5 M. le Président (interprétation): Pourtant je pensais avoir été
6 suffisamment clair. Ils peuvent s'ils le veulent discuter de la chose et
7 j'espère qu'ils le feront d'ailleurs, cela est souhaitable mais chacun des
8 experts est responsable de la rédaction de son propre rapport. L'autre
9 expert pourra faire des commentaires sur le rapport du premier, mais il
10 n'a jamais été attendu d'eux qu'ils produisent un rapport conjoint ou
11 qu'ils travaillent ensemble à ce rapport.
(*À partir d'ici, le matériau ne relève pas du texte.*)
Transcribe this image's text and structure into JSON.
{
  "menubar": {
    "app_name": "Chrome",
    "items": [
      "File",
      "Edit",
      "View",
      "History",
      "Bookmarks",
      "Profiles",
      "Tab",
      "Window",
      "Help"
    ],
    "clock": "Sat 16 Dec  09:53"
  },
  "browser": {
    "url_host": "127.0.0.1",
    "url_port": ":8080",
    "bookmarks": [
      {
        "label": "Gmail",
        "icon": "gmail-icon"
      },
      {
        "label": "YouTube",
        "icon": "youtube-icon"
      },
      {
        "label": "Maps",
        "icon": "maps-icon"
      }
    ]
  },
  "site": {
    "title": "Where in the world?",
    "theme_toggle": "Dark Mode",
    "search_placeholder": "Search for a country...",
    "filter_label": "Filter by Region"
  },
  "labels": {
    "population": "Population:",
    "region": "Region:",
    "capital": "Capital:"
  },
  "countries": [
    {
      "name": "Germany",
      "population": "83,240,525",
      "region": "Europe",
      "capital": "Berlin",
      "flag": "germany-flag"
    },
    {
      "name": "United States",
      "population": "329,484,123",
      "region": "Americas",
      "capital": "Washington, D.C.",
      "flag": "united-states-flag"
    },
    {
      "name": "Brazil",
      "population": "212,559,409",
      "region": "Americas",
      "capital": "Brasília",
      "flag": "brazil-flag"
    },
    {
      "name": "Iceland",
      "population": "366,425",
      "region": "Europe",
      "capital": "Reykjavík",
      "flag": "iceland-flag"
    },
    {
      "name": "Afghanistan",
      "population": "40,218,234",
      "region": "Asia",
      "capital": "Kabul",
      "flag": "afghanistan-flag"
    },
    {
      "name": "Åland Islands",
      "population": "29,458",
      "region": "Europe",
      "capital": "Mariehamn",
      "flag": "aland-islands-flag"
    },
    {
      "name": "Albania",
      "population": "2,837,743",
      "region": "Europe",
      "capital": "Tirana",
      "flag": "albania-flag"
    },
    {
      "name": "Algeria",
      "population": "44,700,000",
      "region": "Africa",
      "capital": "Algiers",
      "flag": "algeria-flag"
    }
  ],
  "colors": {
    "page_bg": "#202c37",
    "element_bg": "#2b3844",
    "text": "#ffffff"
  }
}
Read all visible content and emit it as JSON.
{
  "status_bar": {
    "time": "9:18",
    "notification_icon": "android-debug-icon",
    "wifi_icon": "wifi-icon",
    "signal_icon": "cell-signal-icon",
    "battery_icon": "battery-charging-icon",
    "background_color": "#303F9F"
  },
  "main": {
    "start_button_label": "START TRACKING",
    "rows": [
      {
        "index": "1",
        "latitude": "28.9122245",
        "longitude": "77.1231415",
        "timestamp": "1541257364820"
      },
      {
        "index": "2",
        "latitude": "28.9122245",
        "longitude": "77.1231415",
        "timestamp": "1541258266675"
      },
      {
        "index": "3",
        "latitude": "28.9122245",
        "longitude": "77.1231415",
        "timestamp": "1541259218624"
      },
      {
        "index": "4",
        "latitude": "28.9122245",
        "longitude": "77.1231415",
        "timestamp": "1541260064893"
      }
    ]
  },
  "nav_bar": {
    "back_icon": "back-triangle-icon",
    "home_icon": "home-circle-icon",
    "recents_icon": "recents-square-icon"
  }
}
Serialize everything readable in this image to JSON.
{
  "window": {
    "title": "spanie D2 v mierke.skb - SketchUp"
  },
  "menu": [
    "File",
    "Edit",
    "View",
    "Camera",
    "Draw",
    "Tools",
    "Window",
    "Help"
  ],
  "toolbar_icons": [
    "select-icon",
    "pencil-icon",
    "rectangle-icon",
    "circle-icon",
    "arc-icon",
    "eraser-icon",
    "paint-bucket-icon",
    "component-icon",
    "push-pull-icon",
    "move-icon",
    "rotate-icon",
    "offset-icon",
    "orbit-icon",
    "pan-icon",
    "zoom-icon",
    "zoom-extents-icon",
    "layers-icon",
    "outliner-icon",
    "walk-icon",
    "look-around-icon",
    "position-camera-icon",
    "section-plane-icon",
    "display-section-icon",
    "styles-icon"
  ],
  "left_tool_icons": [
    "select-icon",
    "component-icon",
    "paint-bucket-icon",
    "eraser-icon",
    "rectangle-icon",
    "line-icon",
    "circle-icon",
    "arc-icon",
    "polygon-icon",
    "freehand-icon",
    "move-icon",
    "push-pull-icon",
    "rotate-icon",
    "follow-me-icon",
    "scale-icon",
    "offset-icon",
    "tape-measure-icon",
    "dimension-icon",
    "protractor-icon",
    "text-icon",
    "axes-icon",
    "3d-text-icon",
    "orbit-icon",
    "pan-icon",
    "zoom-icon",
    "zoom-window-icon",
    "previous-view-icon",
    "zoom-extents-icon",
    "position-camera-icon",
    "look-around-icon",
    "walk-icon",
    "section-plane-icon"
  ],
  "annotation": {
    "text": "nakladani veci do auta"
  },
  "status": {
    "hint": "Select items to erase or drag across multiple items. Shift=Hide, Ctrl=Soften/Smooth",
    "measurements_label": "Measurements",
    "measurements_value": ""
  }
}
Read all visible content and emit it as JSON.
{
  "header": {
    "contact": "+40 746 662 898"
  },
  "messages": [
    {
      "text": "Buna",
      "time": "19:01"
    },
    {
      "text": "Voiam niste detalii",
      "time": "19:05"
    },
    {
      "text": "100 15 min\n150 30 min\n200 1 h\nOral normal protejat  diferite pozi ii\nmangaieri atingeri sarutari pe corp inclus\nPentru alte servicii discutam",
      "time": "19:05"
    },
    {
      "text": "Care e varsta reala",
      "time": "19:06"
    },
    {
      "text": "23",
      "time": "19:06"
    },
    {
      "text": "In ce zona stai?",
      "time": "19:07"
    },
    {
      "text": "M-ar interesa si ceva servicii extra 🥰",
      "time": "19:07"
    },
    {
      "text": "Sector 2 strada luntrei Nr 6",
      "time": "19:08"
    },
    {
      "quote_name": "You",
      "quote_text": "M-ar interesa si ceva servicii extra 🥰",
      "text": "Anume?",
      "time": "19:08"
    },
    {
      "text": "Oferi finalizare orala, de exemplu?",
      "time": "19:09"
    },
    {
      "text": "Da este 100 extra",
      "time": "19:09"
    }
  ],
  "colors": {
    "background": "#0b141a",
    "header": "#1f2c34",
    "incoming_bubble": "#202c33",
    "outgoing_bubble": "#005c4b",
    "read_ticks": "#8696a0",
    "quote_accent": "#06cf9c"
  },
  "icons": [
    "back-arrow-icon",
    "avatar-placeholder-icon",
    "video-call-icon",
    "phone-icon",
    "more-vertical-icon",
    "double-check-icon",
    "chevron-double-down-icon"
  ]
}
Il s'agit de deux rapports
12 indépendants que nous attendons et d'opinions indépendantes, mais on
13 espère bien entendu qu'avant de tirer leur propre conclusion ils en
14 discuteront.
15 Mme Uertz-Retzlaff (interprétation): Notre expert nous a informé du fait
16 qu'il a besoin des résultats de Mme Najman parce que les examens réalisés
17 par Mme Najman sont des examens, des tests qui sont l'apanage des
18 psychologues. Donc elle a besoin de, notre expert a besoin de ces tests
19 pour son rapport parce qu'il n'est pas en mesure de le faire lui-même.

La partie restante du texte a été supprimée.